Review of the quality monitoring methods used by countries using or implementing universal leukoreduction.

Several countries are implementing or have implemented universal leukoreduction (ULR). Specifications, leukocyte counting, and monitoring methods were essential elements in achieving process confidence and conformance. A review of these protocols is presented. A questionnaire was prepared, agreed, and circulated, and responses were collated. Different specifications have been adopted as well as disparate approaches to leukocyte counting and residual leukocyte monitoring. Parametric, nonparametric, and pass-rate methods of analysis were used. Despite these differences, users were satisfied that the methodologies were providing assurance of component quality.

Value of central analysis of leucocyte depletion quality control data within the National Blood Service, England.

BACKGROUND AND OBJECTIVES: The results of quality monitoring leucocyte counts were analysed nationally for the first 2 years of universal leucocyte depletion (LD), spanning the time-period before and after standardization of the counting and LD methods. The objectives were twofold: first to determine whether the implementation strategy was effective in achieving the LD specification (< 5 x 10(6) leucocytes in 99% of components with 95% statistical confidence); and second, whether quality monitoring was able to detect potential non-conformance.

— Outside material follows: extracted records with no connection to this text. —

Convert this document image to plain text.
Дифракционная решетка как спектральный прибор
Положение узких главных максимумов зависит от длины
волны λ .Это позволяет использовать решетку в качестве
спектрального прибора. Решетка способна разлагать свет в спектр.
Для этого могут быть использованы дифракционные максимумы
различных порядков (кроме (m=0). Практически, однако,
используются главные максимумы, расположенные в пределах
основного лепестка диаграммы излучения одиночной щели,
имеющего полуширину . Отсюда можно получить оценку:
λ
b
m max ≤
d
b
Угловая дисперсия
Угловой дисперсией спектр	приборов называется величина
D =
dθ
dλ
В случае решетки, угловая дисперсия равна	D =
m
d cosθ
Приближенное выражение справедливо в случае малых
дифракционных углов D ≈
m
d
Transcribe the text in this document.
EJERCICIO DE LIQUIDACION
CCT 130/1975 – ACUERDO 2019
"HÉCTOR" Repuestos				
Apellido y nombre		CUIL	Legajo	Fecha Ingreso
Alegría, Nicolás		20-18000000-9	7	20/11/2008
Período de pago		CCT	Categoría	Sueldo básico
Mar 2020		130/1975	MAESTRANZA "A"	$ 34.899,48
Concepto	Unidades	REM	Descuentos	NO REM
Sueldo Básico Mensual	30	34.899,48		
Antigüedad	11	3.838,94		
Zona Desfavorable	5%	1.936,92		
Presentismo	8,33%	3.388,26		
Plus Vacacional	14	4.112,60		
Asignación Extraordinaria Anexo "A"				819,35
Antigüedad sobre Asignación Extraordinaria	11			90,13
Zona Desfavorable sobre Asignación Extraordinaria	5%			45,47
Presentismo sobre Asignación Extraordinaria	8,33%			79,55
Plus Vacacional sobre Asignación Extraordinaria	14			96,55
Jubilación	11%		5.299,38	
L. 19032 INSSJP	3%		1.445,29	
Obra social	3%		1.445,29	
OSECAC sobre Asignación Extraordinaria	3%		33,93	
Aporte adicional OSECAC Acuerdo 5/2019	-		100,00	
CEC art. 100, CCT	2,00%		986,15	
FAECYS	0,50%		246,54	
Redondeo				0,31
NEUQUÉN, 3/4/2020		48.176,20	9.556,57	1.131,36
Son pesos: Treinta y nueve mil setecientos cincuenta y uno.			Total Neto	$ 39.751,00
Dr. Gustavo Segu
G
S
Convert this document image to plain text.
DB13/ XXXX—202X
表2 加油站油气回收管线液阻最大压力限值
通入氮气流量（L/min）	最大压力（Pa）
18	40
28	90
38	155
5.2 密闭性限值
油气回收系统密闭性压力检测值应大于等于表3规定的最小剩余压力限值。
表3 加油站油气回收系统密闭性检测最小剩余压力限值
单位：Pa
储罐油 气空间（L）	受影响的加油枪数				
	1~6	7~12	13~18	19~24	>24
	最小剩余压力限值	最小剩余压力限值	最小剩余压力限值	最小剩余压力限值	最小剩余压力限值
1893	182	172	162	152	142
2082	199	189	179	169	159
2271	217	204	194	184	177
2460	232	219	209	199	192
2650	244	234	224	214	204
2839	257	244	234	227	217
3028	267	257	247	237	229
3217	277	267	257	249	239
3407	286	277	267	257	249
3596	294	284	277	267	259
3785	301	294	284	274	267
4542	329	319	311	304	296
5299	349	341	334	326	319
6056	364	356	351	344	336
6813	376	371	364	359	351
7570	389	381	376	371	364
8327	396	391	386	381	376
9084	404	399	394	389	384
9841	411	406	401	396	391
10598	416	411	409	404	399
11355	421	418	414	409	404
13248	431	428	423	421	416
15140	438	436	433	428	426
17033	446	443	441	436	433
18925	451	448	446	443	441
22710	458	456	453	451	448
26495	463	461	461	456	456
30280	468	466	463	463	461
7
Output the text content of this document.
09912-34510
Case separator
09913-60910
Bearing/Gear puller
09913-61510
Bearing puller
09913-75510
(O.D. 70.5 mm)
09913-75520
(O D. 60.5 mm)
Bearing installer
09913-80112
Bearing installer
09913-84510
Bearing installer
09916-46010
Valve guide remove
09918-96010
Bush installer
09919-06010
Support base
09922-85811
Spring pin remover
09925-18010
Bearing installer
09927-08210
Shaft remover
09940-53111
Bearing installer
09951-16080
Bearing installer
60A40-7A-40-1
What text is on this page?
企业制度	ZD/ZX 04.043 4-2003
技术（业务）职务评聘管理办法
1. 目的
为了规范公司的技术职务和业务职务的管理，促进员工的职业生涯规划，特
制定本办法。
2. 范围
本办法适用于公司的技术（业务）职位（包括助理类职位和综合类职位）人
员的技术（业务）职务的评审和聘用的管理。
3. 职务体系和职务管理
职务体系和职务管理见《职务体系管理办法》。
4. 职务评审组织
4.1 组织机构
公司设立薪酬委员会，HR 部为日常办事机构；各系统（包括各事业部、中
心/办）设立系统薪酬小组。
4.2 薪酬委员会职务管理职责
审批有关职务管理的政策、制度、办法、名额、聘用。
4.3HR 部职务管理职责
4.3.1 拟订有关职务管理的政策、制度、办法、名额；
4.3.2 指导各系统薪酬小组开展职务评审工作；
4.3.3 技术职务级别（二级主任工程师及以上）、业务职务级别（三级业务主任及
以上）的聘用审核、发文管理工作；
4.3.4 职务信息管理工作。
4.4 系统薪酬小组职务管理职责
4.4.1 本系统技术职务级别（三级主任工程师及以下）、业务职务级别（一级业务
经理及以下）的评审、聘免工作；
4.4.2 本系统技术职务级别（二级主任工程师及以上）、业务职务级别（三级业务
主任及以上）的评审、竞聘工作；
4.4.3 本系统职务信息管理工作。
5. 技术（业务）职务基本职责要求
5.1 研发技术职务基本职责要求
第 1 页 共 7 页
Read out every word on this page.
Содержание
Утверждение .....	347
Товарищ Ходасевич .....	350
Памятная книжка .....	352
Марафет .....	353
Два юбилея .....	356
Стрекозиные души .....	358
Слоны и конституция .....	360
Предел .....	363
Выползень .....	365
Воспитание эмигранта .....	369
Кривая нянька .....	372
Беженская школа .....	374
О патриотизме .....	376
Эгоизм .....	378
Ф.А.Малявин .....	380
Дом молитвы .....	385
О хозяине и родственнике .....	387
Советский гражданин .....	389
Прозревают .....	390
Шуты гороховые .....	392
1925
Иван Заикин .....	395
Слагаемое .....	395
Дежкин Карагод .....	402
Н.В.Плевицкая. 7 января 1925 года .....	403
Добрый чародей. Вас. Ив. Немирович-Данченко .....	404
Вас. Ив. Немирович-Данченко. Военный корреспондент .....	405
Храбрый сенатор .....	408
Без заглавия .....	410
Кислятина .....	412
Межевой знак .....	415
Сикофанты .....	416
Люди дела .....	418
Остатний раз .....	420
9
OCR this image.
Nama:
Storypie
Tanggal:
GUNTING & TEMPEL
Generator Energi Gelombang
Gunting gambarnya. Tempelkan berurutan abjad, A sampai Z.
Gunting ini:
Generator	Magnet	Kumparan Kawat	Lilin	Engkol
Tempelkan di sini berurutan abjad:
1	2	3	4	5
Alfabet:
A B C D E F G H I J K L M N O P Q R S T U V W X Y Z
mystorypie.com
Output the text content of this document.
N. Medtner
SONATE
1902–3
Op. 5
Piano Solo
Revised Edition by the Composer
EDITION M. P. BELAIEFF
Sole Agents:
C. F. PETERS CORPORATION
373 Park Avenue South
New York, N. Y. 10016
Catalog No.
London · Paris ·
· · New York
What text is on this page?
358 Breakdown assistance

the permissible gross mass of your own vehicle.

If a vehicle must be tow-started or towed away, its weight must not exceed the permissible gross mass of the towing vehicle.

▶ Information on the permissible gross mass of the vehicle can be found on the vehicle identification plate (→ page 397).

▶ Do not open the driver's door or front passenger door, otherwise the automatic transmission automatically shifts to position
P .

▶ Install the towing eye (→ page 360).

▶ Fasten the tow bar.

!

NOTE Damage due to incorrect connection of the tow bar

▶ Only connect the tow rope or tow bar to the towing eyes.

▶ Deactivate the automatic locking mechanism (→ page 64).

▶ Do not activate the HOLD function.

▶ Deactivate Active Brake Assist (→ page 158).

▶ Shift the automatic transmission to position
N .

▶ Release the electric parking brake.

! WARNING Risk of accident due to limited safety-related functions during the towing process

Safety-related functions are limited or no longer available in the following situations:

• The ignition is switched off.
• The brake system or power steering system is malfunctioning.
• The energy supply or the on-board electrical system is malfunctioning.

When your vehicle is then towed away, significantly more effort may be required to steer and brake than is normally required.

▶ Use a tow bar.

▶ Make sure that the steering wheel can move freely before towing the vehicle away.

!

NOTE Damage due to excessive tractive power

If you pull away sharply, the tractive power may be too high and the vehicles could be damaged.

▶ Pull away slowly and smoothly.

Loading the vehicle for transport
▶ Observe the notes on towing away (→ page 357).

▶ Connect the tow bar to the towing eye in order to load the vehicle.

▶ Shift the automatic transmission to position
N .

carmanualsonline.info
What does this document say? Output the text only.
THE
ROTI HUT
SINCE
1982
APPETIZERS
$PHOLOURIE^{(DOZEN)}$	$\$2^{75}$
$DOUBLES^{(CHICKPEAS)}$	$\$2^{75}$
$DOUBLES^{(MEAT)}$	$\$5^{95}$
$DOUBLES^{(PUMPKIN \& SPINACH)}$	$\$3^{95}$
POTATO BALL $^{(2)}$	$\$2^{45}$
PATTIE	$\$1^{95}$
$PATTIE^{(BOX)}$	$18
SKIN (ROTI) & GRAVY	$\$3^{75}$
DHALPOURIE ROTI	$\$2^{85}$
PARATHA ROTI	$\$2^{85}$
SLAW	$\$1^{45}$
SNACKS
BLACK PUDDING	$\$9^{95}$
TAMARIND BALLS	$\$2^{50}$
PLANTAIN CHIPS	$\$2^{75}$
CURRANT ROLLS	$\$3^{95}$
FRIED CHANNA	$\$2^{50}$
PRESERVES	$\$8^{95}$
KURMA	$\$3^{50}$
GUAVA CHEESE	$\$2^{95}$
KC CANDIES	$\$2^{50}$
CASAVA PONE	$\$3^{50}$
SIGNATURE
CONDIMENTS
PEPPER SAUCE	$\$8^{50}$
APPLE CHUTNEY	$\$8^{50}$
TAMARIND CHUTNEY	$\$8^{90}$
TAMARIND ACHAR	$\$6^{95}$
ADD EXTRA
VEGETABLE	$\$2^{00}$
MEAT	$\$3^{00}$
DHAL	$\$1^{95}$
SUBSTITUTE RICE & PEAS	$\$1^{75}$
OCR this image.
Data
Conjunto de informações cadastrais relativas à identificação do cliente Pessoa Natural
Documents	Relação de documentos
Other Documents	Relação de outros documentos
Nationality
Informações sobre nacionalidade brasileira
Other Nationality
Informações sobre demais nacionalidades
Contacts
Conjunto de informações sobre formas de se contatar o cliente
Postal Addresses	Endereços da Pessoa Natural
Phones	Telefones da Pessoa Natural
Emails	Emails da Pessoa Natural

MATERIALS AND METHODS: Residual leucocytes were counted using Beckman Coulter or Becton Dickinson (BD) flow cytometers and reagents. Data were collected into standardized analysis software (NWA Quality Analyst) for local trend analysis and checks for conformance to process specification, and collated centrally. Analysis was performed for six time-periods between January 1999 and March 2001. Specification failures were analysed to determine the likelihood of extreme failure. Statistical process monitoring was adjusted to suit LD processes. RESULTS: Data from red cells in optimal additive solution (OAS), filtered either as whole blood or red cell concentrates, and platelet pools improved significantly over the 2-year period with specification failures falling from 0.35%, 0.48% and 0.56%, respectively, in January-June 1999 to 0.06%, 0.01% and 0.04% in January-March 2001. Specification failures in red cells in OAS LD for the period January-December 2000 showed only 0.02% with a leucocyte count of > 30 x 10(6)/unit. Extreme failures are now very rare. Monitoring methods have been effective in detecting process change and drift. CONCLUSION: LD performance varies between different LD systems, but monitoring has proved sufficiently robust to detect processes that perform poorly. The chosen specification has been both achievable and appropriate to the systems in use. Standardization of the counting method is central to the ability to monitor and analyse results effectively across the whole service.